Michael Wolff told an audience of media professionals at NextMedia Toronto that the industry is in peril and no one has found the answers needed to make money in the new paradigm.
‘We have created media that doesn’t, from a selling point of view, work very well,’ the Newser.com founder told the audience Monday morning. ‘The dollar we made in traditional media becomes a dime on the web, becomes a penny on mobile.’
Wolff is a well-known media commentator and the author of the summer’s much-talked-about Wired article, ‘The Web is Dead. Long Live the Internet.’
As the newly-appointed editorial director of the Adweek Magazine Group, which includes Adweek, Brandweek and Mediaweek, he is seeing the scrambling in the industry first-hand as he moves to relaunch the online properties of the three magazines.
‘It was eye-opening and kind of disparaging,’ he said of the process. ‘No one has any idea what they’re talking about, nobody knows what’s going on, no one knows what the success model is.’
Wolff told the audience that the next stage in the new media game is to make the business like it was in the past, with the ability to make money off audiences. The iPad could be the game-changer, altering how people interact with technology.
‘There are these new forms of media behaviour that have reached critical mass and they may change media for the next generation or two, and that’s what we’re waiting to see,’ he said.
Later in the morning, Yvon Audette of KPMG looked at part of the reason new media is having a hard time making money like old media did: consumers.
Audette walked the audience through the fourth iteration of the company’s Consumers and Convergence Study, which looks at mobile usage, and discovered that consumers believe most content should be free.

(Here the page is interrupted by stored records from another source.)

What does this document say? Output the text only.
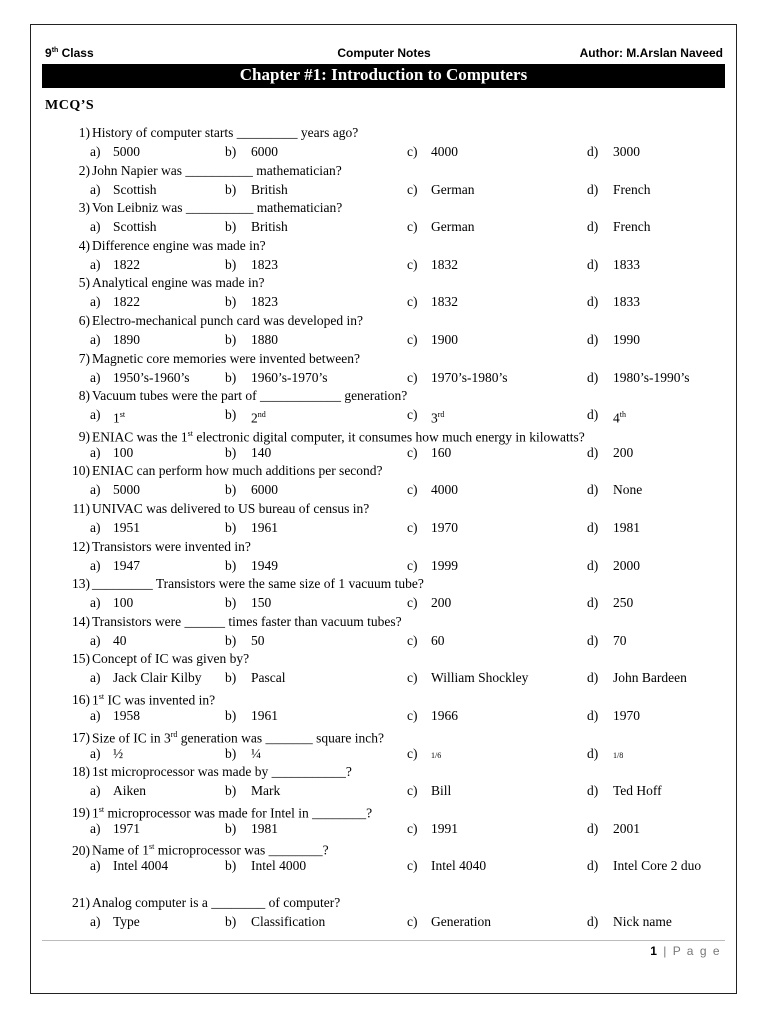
9th Class	Computer Notes	Author: M.Arslan Naveed
Chapter #1: Introduction to Computers
MCQ’S
1) History of computer starts _________ years ago?
a) 5000	b) 6000	c) 4000	d) 3000
2) John Napier was __________ mathematician?
a) Scottish	b) British	c) German	d) French
3) Von Leibniz was __________ mathematician?
a) Scottish	b) British	c) German	d) French
4) Difference engine was made in?
a) 1822	b) 1823	c) 1832	d) 1833
5) Analytical engine was made in?
a) 1822	b) 1823	c) 1832	d) 1833
6) Electro-mechanical punch card was developed in?
a) 1890	b) 1880	c) 1900	d) 1990
7) Magnetic core memories were invented between?
a) 1950’s-1960’s	b) 1960’s-1970’s	c) 1970’s-1980’s	d) 1980’s-1990’s
8) Vacuum tubes were the part of ____________ generation?
a) 1st	b) 2nd	c) 3rd	d) 4th
9) ENIAC was the 1st electronic digital computer, it consumes how much energy in kilowatts?
a) 100	b) 140	c) 160	d) 200
10) ENIAC can perform how much additions per second?
a) 5000	b) 6000	c) 4000	d) None
11) UNIVAC was delivered to US bureau of census in?
a) 1951	b) 1961	c) 1970	d) 1981
12) Transistors were invented in?
a) 1947	b) 1949	c) 1999	d) 2000
13) _________ Transistors were the same size of 1 vacuum tube?
a) 100	b) 150	c) 200	d) 250
14) Transistors were ______ times faster than vacuum tubes?
a) 40	b) 50	c) 60	d) 70
15) Concept of IC was given by?
a) Jack Clair Kilby b) Pascal	c) William Shockley	d) John Bardeen
16) 1st IC was invented in?
a) 1958	b) 1961	c) 1966	d) 1970
17) Size of IC in 3rd generation was _______ square inch?
a) ½	b) ¼	c) 1/6	d) 1/8
18) 1st microprocessor was made by ___________?
a) Aiken	b) Mark	c) Bill	d) Ted Hoff
19) 1st microprocessor was made for Intel in ________?
a) 1971	b) 1981	c) 1991	d) 2001
20) Name of 1st microprocessor was ________?
a) Intel 4004	b) Intel 4000	c) Intel 4040	d) Intel Core 2 duo
21) Analog computer is a ________ of computer?
a) Type	b) Classification	c) Generation	d) Nick name
1 | P a g e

Mobile audiences are, however, willing to make exchanges for premium content that can’t be found elsewhere, though they’re more willing to give up personal information than money.
The survey, which was conducted across 22 countries, with 300 respondents from Canada, also showed that there isn’t much tolerance for mobile advertising.
‘From PCs, there are no issues,’ Audette said, ‘but on mobile you need to be careful not to encroach on the footprint of what the consumer is looking at.’
The study also found that 85% of Canadians would not be willing to pay for content they currently get for free and would rather look elsewhere than pay.
One of the surprises, Audette said, was mobile social media use by people under 24 years old.
‘They don’t actually use social media sites on mobile,’ he said. ‘Texting is what they spend most of their time doing on their mobile devices.’
NextMedia continues today at the Design Exchange.